Consigli per gestire la bugia allo psicologo
Le bugie sono quindi nefaste, seppur comprensibili e assolutamente umane. Come sempre, prevenire è meglio che curare, perciò cerchiamo di dare un’occhiata a come limitare questo fenomeno.
Ci sono diverse cose che possiamo fare per ridurre la loro efficiacia e i loro effetti negativi:
- Prova a riconoscere internamente la bugia quando vuole arrivare, quando emerge e cerca di capire perché sta arrivando. Che emozione la muove verso il comportamento? Quale fatto stiamo nascondendo con la bugia? Questo potrebbe essere difficile, vi avverto, e la soluzione in questi casi sta nel punto 3.
- Accettala per quello che è, non sei un mostro per avere mentito, non hai rotto niente. Lo psicologo non ce l’ha con te, né si arrabbierà, né ti caccerà per quella bugia. E lì, guardala negli occhi.
- (il più importante) Porta la bugia al tuo psicologo! Consegnala, porgila. Ebbene sì, non solo la possiamo accettare e riconoscere, la possiamo persino riconvertire, rielaborandola nella relazione terapeutica! In altre parole, farla diventare un mattoncino che va a inserirsi nel muro della casetta mentale che stiamo costruendo insieme. Hai mentito, è ok! Parliamone, e sapremo entrambi qualcosa in più su di te, sulla tua psiche, sul tuo funzionamento e soprattutto sulla tua direzione futura.
Aggiungo, come postilla, che la menzogna non è totalmente negativa, in assoluto. Tante persone nel corso della storia hanno mentito per ragioni di bene pubblico, con intenti nobili in mente, o al fine di proteggere i più deboli. Sotto certi aspetti, mentire è inevitabile e necessario al fine della propria integrità. O per usare la fantasia, strumento importantissimo per il benessere psichico di una persona.
Questo non ci esime tuttavia dal sapere cosa è giusto, e soprattutto dal volerlo perseguire, e dal fare passi pratici, azioni, per cercare di perseguirlo nella realtà.

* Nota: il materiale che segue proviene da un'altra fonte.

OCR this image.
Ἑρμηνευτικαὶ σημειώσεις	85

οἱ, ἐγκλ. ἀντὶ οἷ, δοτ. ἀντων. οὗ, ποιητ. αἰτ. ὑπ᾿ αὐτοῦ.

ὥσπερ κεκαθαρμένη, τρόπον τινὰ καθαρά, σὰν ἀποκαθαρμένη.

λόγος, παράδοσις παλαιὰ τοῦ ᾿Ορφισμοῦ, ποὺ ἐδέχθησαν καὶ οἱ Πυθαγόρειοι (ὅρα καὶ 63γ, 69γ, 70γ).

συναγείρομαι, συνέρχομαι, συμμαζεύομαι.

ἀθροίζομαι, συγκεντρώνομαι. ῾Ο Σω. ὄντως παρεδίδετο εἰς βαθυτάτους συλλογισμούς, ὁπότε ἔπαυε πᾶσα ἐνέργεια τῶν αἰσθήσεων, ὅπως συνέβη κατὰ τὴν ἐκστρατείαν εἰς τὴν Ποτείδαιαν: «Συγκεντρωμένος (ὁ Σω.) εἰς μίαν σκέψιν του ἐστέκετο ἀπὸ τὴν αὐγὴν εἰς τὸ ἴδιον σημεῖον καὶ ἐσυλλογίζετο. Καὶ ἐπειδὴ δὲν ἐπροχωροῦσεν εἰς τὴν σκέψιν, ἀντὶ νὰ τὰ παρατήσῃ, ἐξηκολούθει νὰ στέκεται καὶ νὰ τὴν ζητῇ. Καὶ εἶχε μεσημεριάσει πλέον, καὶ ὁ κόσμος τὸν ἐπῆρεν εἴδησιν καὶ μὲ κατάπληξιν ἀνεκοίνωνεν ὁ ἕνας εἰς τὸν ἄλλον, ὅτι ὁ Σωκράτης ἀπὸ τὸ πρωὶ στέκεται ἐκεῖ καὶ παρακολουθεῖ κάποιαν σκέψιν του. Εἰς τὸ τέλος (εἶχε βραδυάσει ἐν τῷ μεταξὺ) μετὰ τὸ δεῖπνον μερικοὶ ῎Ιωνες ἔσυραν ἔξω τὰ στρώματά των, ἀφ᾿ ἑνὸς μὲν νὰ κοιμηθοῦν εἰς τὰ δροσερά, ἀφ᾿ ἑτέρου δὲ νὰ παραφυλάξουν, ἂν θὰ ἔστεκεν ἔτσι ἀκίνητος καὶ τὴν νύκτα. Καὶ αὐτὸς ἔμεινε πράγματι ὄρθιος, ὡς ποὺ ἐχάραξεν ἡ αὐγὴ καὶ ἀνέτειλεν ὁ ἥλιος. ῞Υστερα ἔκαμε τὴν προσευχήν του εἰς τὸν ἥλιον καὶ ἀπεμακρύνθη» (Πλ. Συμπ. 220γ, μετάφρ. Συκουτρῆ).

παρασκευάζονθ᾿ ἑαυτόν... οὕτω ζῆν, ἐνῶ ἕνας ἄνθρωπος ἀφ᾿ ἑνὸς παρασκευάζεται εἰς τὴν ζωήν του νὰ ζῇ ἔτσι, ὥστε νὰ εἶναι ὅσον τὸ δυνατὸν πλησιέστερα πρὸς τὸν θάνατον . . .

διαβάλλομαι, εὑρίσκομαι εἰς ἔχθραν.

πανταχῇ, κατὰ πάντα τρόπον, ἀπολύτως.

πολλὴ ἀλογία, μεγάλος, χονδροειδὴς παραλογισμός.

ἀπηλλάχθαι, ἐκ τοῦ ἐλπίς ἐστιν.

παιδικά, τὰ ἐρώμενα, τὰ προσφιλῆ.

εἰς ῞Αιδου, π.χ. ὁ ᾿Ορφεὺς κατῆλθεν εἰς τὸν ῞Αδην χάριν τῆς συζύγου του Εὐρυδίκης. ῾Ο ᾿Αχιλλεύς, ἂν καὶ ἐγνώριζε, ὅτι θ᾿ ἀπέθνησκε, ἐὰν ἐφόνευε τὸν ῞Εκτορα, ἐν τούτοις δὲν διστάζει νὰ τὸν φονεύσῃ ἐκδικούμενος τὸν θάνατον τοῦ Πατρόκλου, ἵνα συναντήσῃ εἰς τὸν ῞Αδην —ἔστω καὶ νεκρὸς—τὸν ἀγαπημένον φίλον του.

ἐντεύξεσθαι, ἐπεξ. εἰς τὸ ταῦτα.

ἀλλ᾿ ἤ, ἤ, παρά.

Anche se mentiamo per scopi giusti, nobili, finiremo inevitabilmente per creare una nuova distorsione nel tessuto della nostra realtà psichica, e dobbiamo diventarne via via più consapevoli, anche con il necessario aiuto.
Ricapitolando…
Mentire allo psicologo non è un atto di malizia o debolezza, ma un segnale.
Un segnale che qualcosa fa paura, imbarazza o minaccia la nostra immagine di sé.
Tuttavia, le bugie in terapia consumano energia, distorcono la relazione, e ostacolano il cambiamento.
Ogni bugia va mantenuta, sostenuta, difesa… ed è molto più faticoso di quanto sembri.
La buona notizia? Possiamo lavorarci.
Riconoscerla, accettarla, e portarla nel dialogo terapeutico ci permette di trasformarla in comprensione e direzione.
Perché non si tratta di dire sempre la verità perfetta, ma di imparare a capire perché mentiamo, e scegliere di non farlo più quando è il momento giusto.
Nel posto giusto. Con la persona giusta.